640 E Purdue, Phoenix

640 E Purdue: The One Where We Built the COO Mid-Escrow

Represented: Seller | Closed: November 2024 | Sale Price: $1,300,000

Here's the thing about commercial real estate nobody tells you until you're in it: the deal you sign up for is almost never the deal you close. The good brokers aren't the ones who find perfect transactions. They're the ones who know how to save the messy ones.

640 E Purdue was a 6,271 SF office building just north of 7th Street and Dunlap, sitting in the North Mountain submarket with gated parking, a recent renovation, and a layout flexible enough for an owner-user or a full lease-up. On paper, it was a beautiful listing. In reality, it came with a plot twist.

The build-out problem

My seller, a private owner, had done a build-out on the property himself. Beautiful work. Except he never pulled a Certificate of Occupancy for it. And you can't close a commercial sale on a building the city doesn't officially recognize as occupiable. We found this out the way you always find these things out: mid-escrow, with a buyer who was ready to close and a clock that was already ticking.

This is the moment where a lot of deals die. The buyer gets spooked, the seller gets defensive, and everyone walks.

What we came up with

Instead of killing it, the buyer's agent and I sat down and got creative. Here's what we structured:

Sale price held at $1.3M. We weren't going to let the permitting issue become a price negotiation. The value of the building hadn't changed; we just needed to get the paperwork caught up.

Financing split 1M + 300K seller carry. The buyer got a one million dollar loan from his lender, and my seller carried back the remaining three hundred thousand as seller financing. This kept the deal alive when a traditional full-bank financing path would have stalled on the COO issue.

COO holdback from the seller-financed portion. We brought an architect in to pull a fresh Certificate of Occupancy and legitimize the existing build-out. The cost of that process was held back from the seller-financed amount, which protected the buyer, kept the seller whole on the real sale price, and gave everyone a clean path to close.

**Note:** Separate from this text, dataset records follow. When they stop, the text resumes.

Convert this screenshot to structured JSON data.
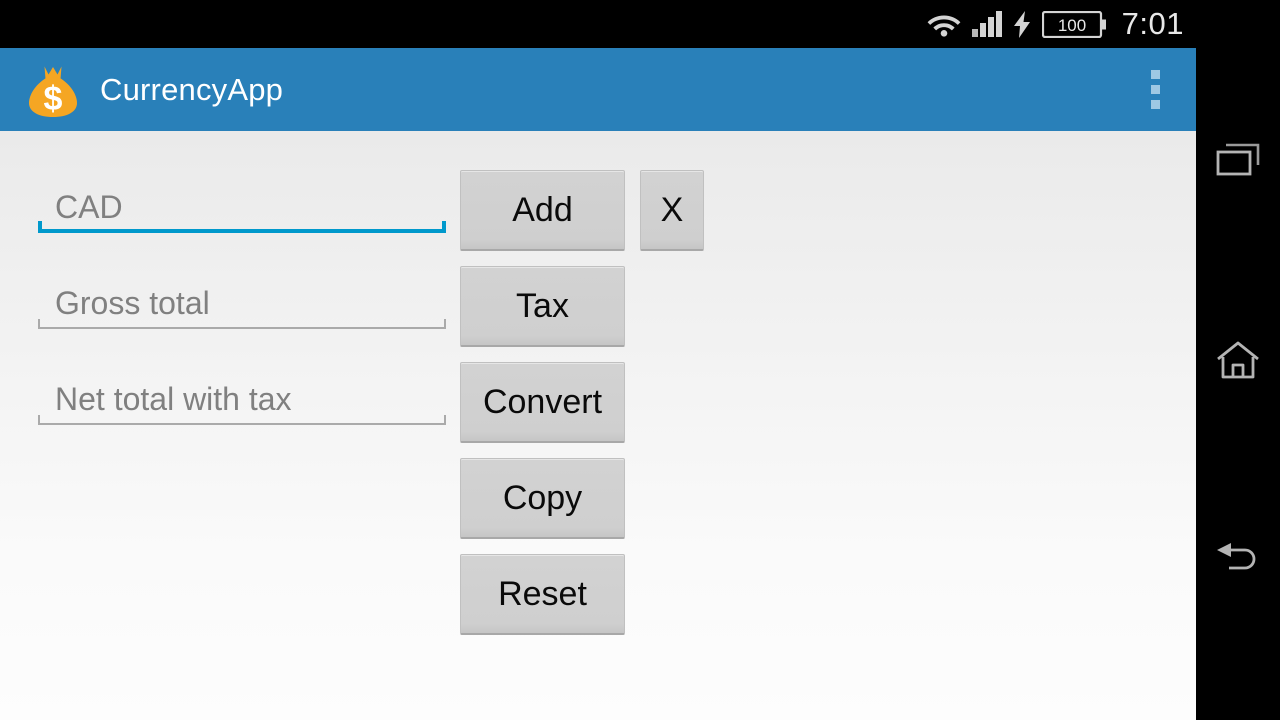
{
  "status_bar": {
    "clock": "7:01",
    "battery_level": "100",
    "icons": [
      "wifi-icon",
      "signal-bars-icon",
      "charging-bolt-icon",
      "battery-icon"
    ]
  },
  "action_bar": {
    "title": "CurrencyApp",
    "app_icon": "money-bag-icon",
    "overflow_icon": "overflow-menu-icon",
    "background_color": "#2980b9",
    "title_color": "#ffffff",
    "icon_color": "#f5a623"
  },
  "fields": [
    {
      "placeholder": "CAD",
      "value": "",
      "focused": true,
      "accent_color": "#0099cc"
    },
    {
      "placeholder": "Gross total",
      "value": "",
      "focused": false,
      "accent_color": "#aaaaaa"
    },
    {
      "placeholder": "Net total with tax",
      "value": "",
      "focused": false,
      "accent_color": "#aaaaaa"
    }
  ],
  "buttons": {
    "add": "Add",
    "clear": "X",
    "tax": "Tax",
    "convert": "Convert",
    "copy": "Copy",
    "reset": "Reset"
  },
  "nav_bar": {
    "recents": "recents-icon",
    "home": "home-icon",
    "back": "back-icon"
  }
}
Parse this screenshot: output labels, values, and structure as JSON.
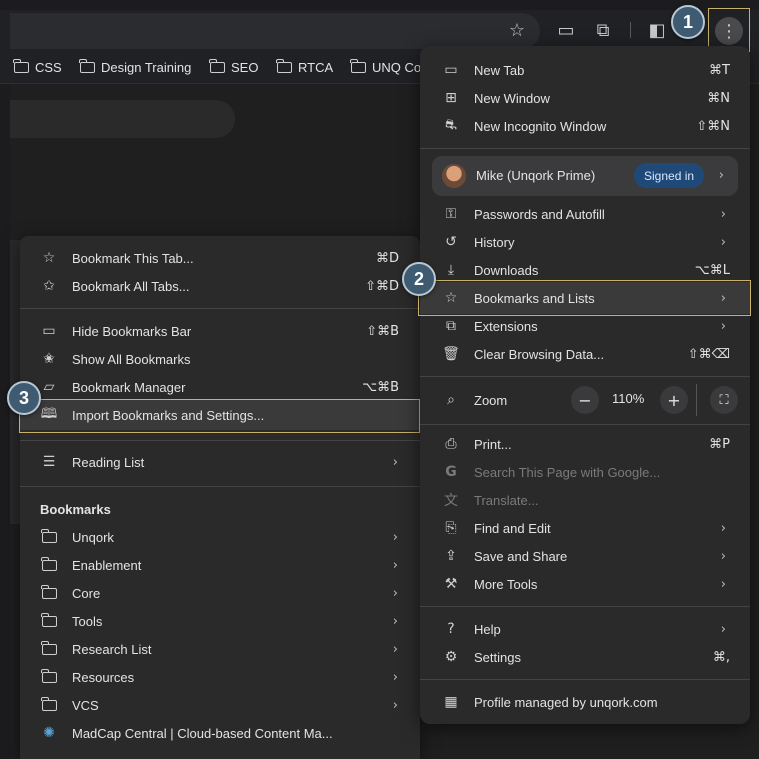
{
  "bookmarks_bar": [
    "CSS",
    "Design Training",
    "SEO",
    "RTCA",
    "UNQ Co"
  ],
  "toolbar_icons": [
    "star-icon",
    "cast-icon",
    "extensions-icon",
    "side-panel-icon",
    "more-icon"
  ],
  "steps": [
    "1",
    "2",
    "3"
  ],
  "colors": {
    "highlight": "#c9b16a",
    "badge": "#3f5b72",
    "menu_bg": "#2a2a2b",
    "signed_badge": "#1f4a78"
  },
  "chrome_menu": {
    "new_tab": {
      "label": "New Tab",
      "shortcut": "⌘T"
    },
    "new_window": {
      "label": "New Window",
      "shortcut": "⌘N"
    },
    "new_incognito": {
      "label": "New Incognito Window",
      "shortcut": "⇧⌘N"
    },
    "profile": {
      "name": "Mike (Unqork Prime)",
      "status": "Signed in"
    },
    "passwords": {
      "label": "Passwords and Autofill"
    },
    "history": {
      "label": "History"
    },
    "downloads": {
      "label": "Downloads",
      "shortcut": "⌥⌘L"
    },
    "bookmarks": {
      "label": "Bookmarks and Lists"
    },
    "extensions": {
      "label": "Extensions"
    },
    "clear_data": {
      "label": "Clear Browsing Data...",
      "shortcut": "⇧⌘⌫"
    },
    "zoom": {
      "label": "Zoom",
      "minus": "−",
      "value": "110%",
      "plus": "+"
    },
    "print": {
      "label": "Print...",
      "shortcut": "⌘P"
    },
    "search_google": {
      "label": "Search This Page with Google..."
    },
    "translate": {
      "label": "Translate..."
    },
    "find_edit": {
      "label": "Find and Edit"
    },
    "save_share": {
      "label": "Save and Share"
    },
    "more_tools": {
      "label": "More Tools"
    },
    "help": {
      "label": "Help"
    },
    "settings": {
      "label": "Settings",
      "shortcut": "⌘,"
    },
    "managed": {
      "label": "Profile managed by unqork.com"
    }
  },
  "bookmarks_menu": {
    "bookmark_tab": {
      "label": "Bookmark This Tab...",
      "shortcut": "⌘D"
    },
    "bookmark_all": {
      "label": "Bookmark All Tabs...",
      "shortcut": "⇧⌘D"
    },
    "hide_bar": {
      "label": "Hide Bookmarks Bar",
      "shortcut": "⇧⌘B"
    },
    "show_all": {
      "label": "Show All Bookmarks"
    },
    "manager": {
      "label": "Bookmark Manager",
      "shortcut": "⌥⌘B"
    },
    "import": {
      "label": "Import Bookmarks and Settings..."
    },
    "reading_list": {
      "label": "Reading List"
    },
    "heading": "Bookmarks",
    "folders": [
      "Unqork",
      "Enablement",
      "Core",
      "Tools",
      "Research List",
      "Resources",
      "VCS"
    ],
    "madcap": {
      "label": "MadCap Central | Cloud-based Content Ma..."
    }
  }
}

45-day escrow. For a commercial transaction with this much moving underneath it, 45 days is fast. Really fast. We had to coordinate the lender, the architect, the city, the title company, and two sets of attorneys, and keep every one of them moving in the same direction at the same time.

Why it mattered

The seller got his full price. The buyer got a building with a clean COO, a financing structure that actually worked for his situation, and a closing that happened on time. And a deal that looked dead at the 20 day mark closed at day 45.

This is what I mean when I say commercial real estate is problem-solving. You're not selling a building. You're assembling a small miracle, piece by piece, and holding the whole thing together with your bare hands until the escrow officer says "recorded."

That's the part I love. And that's the part my clients pay me for.